Human-LLM Dialogue Improves Diagnostic Accuracy in Emergency Care
Authors: Burcu Sayin, Ngoc Vo Hong, Ipek Baris Schlicht et al.
Summary
The authors built MedSyn, a system where emergency physicians iteratively query an LLM that has the full clinical record while the physician initially sees only the chief complaint. Seven physicians (three seniors, four residents) completed baseline and AI-assisted sessions on 52 MIMIC-IV cases. Blinded evaluation showed residents' correctness on hard cases rose from 58.9% to 73.4%; standardized metrics confirmed medium effect size. Dialogue analysis revealed seniors asked targeted questions while residents asked broader queries, and cross-expertise agreement increased.
Main takeaways:
- Physicians query an LLM with full clinical info while they see only the chief complaint, then iteratively reveal details
- Residents' hard-case correctness improved from 58.9% to 73.4%; difficulty-standardized completely-correct rate showed medium effect (d=0.47)
- Automated metrics: standardized any-match accuracy +15.6 pp, residents' F1 +13.8 pp
- Seniors asked hypothesis-driven questions; residents used broader queries
- Cross-expertise diagnostic agreement increased by 14.5 pp
- Demonstrates measurable benefit in live physician workflows, not just benchmarks
Relevance
Not directly related to my persona or behavioral installation work.

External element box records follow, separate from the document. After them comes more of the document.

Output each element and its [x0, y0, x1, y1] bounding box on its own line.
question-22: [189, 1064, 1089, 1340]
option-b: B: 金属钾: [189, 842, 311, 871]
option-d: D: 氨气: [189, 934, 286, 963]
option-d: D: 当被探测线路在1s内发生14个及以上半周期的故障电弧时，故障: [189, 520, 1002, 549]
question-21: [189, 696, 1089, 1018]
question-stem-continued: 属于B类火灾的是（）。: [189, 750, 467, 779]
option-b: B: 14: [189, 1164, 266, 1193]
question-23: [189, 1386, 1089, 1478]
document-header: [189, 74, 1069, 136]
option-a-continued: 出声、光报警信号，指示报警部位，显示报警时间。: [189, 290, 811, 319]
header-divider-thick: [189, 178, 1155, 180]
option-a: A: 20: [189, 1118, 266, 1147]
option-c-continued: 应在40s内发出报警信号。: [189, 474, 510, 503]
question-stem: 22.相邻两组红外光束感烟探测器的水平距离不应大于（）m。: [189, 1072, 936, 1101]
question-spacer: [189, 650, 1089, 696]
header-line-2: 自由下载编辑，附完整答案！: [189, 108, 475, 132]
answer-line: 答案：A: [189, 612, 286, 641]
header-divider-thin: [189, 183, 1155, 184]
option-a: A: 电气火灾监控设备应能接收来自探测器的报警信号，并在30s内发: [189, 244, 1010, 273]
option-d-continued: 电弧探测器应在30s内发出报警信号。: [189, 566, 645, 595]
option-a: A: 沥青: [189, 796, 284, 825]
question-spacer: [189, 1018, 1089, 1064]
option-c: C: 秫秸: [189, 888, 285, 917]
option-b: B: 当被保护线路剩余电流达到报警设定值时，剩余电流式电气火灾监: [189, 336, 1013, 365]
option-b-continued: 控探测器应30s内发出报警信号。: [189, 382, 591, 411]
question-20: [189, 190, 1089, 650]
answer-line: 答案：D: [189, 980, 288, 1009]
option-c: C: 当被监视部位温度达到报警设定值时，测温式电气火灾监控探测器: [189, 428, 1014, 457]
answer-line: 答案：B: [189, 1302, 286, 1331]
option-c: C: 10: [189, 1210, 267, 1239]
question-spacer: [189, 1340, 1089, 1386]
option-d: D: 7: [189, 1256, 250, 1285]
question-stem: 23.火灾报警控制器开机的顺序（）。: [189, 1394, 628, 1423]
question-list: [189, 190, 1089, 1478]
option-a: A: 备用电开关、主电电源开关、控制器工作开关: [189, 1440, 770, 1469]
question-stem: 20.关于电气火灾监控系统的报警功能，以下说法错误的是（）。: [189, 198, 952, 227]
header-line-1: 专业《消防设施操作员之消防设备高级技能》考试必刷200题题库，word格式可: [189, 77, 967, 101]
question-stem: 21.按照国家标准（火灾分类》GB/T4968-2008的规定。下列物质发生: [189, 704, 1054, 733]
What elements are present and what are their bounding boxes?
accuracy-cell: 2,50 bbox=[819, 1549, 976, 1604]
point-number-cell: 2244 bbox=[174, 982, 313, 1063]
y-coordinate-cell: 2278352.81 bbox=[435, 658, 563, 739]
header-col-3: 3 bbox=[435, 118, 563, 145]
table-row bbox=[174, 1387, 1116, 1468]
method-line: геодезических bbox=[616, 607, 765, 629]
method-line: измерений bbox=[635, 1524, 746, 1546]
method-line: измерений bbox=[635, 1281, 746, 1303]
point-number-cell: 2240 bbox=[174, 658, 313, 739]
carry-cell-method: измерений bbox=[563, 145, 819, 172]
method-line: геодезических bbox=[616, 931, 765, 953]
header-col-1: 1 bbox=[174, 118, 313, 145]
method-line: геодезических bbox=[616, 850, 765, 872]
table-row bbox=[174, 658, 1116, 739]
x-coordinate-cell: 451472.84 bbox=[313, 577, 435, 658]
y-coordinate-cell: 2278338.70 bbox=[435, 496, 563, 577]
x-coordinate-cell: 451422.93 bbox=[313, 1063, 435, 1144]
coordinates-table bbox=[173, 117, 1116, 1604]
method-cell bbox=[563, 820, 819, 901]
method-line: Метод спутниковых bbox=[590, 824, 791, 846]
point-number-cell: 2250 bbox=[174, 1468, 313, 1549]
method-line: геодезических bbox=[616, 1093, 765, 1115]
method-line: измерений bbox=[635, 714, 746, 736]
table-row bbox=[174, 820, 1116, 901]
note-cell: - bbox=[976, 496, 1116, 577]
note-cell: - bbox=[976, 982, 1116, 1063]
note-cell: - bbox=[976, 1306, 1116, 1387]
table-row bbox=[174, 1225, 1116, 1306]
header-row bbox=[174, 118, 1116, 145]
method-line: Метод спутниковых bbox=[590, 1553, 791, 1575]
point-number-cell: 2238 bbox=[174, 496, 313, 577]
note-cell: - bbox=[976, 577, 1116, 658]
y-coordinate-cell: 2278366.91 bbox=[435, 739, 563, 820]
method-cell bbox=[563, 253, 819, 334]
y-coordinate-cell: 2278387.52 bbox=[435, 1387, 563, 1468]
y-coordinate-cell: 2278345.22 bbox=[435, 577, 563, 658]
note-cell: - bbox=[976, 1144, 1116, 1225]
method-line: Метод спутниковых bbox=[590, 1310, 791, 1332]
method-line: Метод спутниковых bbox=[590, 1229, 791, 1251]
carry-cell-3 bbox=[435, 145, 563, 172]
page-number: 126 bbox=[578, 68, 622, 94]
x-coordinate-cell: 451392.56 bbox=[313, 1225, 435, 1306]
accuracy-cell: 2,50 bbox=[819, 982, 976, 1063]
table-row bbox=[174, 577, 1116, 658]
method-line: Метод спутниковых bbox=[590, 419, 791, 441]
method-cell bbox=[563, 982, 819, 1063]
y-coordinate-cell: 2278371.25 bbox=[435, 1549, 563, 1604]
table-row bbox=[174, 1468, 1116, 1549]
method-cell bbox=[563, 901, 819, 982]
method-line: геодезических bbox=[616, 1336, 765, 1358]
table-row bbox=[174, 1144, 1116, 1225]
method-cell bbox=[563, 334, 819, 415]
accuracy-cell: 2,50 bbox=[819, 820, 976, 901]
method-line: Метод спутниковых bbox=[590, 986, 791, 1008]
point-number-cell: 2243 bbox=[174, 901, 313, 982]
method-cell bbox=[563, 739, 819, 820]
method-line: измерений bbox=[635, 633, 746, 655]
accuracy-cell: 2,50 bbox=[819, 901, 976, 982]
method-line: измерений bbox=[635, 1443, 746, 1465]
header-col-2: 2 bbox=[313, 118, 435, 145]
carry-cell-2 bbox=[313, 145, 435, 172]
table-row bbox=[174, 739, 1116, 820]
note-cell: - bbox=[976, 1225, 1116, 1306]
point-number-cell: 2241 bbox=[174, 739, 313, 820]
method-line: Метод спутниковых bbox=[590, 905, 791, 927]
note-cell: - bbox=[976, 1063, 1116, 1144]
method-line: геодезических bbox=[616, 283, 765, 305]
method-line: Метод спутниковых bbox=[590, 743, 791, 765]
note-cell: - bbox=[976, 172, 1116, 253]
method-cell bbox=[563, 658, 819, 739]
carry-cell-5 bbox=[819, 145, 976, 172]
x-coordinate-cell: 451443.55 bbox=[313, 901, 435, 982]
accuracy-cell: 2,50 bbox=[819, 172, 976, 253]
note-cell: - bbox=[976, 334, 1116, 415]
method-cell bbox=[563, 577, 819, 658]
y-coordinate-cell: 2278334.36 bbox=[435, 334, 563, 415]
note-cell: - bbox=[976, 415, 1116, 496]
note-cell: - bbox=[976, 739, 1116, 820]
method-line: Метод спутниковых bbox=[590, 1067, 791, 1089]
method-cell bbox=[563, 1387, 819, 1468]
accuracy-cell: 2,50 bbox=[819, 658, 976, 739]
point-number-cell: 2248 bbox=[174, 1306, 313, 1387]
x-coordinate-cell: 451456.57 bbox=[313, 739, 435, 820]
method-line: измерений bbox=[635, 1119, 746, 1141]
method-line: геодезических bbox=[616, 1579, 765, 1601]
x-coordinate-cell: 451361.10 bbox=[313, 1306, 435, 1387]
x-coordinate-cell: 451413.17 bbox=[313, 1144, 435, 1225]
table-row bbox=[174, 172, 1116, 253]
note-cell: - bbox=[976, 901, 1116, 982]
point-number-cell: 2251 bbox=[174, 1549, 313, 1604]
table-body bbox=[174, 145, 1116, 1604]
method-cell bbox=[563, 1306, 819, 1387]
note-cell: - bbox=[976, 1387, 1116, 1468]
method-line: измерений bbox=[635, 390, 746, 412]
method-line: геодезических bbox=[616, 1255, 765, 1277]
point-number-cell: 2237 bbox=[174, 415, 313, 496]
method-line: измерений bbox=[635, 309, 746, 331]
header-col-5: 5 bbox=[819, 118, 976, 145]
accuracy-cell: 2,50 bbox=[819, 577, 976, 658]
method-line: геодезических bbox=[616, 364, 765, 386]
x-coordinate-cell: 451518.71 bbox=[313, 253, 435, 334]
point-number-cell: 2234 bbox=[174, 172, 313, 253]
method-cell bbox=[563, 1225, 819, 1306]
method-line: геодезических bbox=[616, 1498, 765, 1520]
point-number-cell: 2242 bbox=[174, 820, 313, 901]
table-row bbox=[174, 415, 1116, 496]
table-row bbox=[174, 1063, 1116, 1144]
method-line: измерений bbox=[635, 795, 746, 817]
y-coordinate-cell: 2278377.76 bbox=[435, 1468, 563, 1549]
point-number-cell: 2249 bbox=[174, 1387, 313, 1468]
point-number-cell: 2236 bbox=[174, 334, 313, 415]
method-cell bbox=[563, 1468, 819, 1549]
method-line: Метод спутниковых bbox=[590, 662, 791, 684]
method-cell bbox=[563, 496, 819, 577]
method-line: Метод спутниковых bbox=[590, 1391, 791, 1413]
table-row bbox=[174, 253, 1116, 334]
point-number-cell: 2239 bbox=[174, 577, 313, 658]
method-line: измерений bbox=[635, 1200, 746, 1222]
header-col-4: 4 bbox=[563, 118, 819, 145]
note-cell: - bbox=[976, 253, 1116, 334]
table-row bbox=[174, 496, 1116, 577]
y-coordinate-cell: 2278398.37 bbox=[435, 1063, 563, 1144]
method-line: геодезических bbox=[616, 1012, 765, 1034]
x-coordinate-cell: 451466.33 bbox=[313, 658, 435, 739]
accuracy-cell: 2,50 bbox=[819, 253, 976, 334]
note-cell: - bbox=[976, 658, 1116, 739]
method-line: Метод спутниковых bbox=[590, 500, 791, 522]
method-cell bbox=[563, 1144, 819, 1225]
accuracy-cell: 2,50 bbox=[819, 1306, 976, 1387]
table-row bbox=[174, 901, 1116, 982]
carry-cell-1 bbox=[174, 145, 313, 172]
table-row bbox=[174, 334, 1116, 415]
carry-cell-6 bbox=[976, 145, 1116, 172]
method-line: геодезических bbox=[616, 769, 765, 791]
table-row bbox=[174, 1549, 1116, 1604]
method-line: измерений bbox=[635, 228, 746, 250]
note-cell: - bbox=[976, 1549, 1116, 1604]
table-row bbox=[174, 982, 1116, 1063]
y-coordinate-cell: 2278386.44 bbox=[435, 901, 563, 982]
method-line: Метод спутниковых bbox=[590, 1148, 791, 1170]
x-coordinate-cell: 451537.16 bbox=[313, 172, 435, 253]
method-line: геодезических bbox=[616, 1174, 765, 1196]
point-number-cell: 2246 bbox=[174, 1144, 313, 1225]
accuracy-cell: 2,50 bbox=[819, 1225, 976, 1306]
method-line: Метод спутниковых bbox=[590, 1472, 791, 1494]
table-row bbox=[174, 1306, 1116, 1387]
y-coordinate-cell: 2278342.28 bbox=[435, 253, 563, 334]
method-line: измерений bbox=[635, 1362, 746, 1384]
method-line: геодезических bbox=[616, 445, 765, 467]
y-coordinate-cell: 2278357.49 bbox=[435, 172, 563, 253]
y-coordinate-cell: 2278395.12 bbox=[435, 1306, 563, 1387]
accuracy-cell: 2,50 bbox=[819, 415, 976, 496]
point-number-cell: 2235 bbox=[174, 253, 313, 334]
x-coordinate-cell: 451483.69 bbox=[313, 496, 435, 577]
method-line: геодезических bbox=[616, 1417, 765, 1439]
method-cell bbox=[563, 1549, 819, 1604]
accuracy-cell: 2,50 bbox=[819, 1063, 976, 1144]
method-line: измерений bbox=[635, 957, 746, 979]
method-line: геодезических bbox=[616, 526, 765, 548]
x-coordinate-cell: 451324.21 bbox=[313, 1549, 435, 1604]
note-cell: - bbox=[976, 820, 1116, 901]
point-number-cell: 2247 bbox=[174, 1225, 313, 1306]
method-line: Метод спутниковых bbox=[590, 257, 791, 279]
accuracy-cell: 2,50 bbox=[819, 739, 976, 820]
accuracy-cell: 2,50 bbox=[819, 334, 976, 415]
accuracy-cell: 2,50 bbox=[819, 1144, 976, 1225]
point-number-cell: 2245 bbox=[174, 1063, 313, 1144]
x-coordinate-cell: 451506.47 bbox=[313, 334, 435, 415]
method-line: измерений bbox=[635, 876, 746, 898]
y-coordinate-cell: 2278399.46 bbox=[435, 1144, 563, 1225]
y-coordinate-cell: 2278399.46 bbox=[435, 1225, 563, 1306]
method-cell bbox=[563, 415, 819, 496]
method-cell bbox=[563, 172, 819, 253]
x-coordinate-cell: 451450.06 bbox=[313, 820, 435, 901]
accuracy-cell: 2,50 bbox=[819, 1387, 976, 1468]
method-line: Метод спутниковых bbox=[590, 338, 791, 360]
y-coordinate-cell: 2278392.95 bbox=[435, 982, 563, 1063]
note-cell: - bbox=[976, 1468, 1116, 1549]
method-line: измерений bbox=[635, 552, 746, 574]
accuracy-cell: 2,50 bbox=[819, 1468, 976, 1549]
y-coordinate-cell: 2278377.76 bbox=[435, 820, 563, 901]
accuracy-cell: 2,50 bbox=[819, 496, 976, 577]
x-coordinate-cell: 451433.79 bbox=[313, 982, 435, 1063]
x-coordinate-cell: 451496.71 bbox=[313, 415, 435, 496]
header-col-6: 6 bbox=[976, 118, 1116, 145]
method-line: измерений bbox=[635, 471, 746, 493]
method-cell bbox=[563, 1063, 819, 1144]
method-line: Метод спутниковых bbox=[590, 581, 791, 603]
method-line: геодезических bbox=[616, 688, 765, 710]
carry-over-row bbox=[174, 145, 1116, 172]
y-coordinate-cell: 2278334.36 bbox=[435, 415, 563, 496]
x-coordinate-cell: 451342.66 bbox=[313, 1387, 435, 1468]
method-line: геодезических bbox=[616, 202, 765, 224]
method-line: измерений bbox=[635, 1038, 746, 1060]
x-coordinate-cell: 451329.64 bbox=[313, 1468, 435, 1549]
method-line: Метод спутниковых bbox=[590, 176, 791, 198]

This is an applied study of LLMs as interactive decision-support tools in medicine, focused on workflow integration and diagnostic accuracy rather than how behaviors or personas are represented in the model.
Threat model
Potential threat/caveat for clean result "Fine-tuning one persona on a two-marker chunk and another on the start marker plants the end marker at every donor answer's end, not chained to the start (LOW confidence)": this item discusses evaluation, benchmark.
Abstract
arXiv:2605.08533v1 Announce Type: new Abstract: Clinical decision-making in emergency medicine demands rapid, accurate diagnoses under uncertainty. Despite benchmark progress, evidence for LLMs as interactive aids in live physician workflows remains sparse. MedSyn lets physicians iteratively query an LLM provided with the full clinical record while initially viewing only the chief complaint. Seven physicians (three seniors, four residents) completed baseline and AI-assisted sessions across 52 MIMIC-IV cases stratified by difficulty. Blinded evaluation showed residents' Hard-case correctness rose from 0.589 to 0.734; difficulty-standardised completely-correct rates confirmed a medium effect ({\Delta} = 0.092; p = 0.071; d = 0.47). Automated metrics corroborated these gains: standardised any-match accuracy improved by 0.156 (p < 0.0001), and residents showed the largest F1 gain ({\Delta} = 0.138; p < 0.0001). Dialogue analysis revealed expertise-dependent strategies (seniors asked targeted, hypothesis-driven questions; residents relied on broader queries) and cross-expertise concordance increased ({\Delta} = 0.145; p < 0.0001). Interactive LLM support meaningfully enhances diagnostic reasoning.